There is no reason to do any geographic sampling, because here we know some of that initial cause of blackness. By assumption, again, blacks could be anywhere. So we don’t need to be careful about setting up some kind of grid, or blocks, and sampling within these. Unless we do know, like in the picture heading the post. But this implies we know something of the cause of the placement of the blacks. If we do have that, then certainly we can use it.
Gist: if you can’t tell black from white by looking, then just grab whomever comes by, until you’ve collected enough evidence to be confident the predictions you make with your probability model will have skill.
Dip a brush in yellow paint. Shake it over the paint pan with the black and white sample. Examine every dot of yellow, to see if it has been lightened or darkened.
“We do have the idea that 1 in 4 people (if we consider paint comprised as individual dots) are blacks.” We start with 1 gallon. We add a quart. We now have 5 quarts. I think that you probably mean 1 in 5?
Paint is mixable. Bulk sampling methods apply.
Quote (Ed Schrock): “Trouble comes in bunches, so take your samples in bunches.”

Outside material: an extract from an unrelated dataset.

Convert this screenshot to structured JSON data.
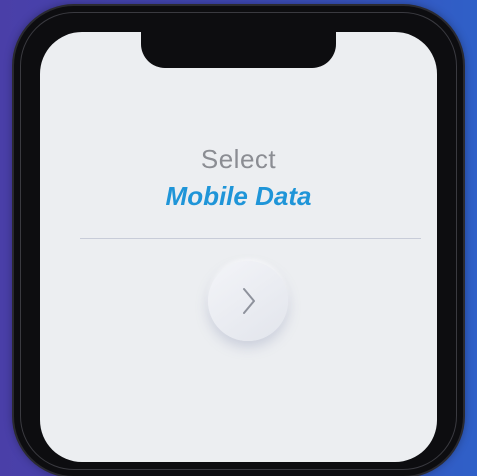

One reason for randomizing trials is to ensure that the sequence of trials does not inadvertently match some extraneous factor. For example, a production supervisor wanted to test the effect of raising the ingredient ratio on the yield of batch process. His initial impulse was to run a batch at the ‘high’ ratio and compare it to the previous batch [at the normal ratio]. I pointed out that, using the normal ratio, batch yields had fluctuated considerably in the past, so the H batch might be higher or lower for reasons having nothing to do with the ingredient ratio. So we used the average of four batches. Then he wanted to run NNNN followed by HHHH. But I said, what if some extraneous factor smites the process after the fourth batch? You’ll think it was changing the material ratio that caused it. He said, “What’s the chance of that happening?” I said, “I don’t know. If I did I would be less worried.” Since he also wanted to test a low ratio — if ratio affected yield, you would expect L to have opposite effect to H — he proposed NHLNHLNHLNHL, thus getting a mean of four for each level.
Unless there were a natural cycle in the process. So we decided on four bunches, with one N, H, L in each bunch. and the order mixed up within each bunch.
In the actual test run, yields went in the toilet on the fourth and fifth run, then gradually recovered. Since both the initial high yields and subsequent low yields included L, H, and N batches, the ingredient ratio was not a likely cause. Further investigation discovered the raw amyline from the second tank car had been contaminated with water due to poor filtration and this spoiled the reaction.
Nothing so gladdens the heart of production more than the prospect of blaming a vendor for his problems. The vendor was producing the amyline as a byproduct of a petrochemical operation and had paid little attention to controlling it. Informed of the problem, however, he actually took action to prevent recurrence, and the intermittent drops in yield went away.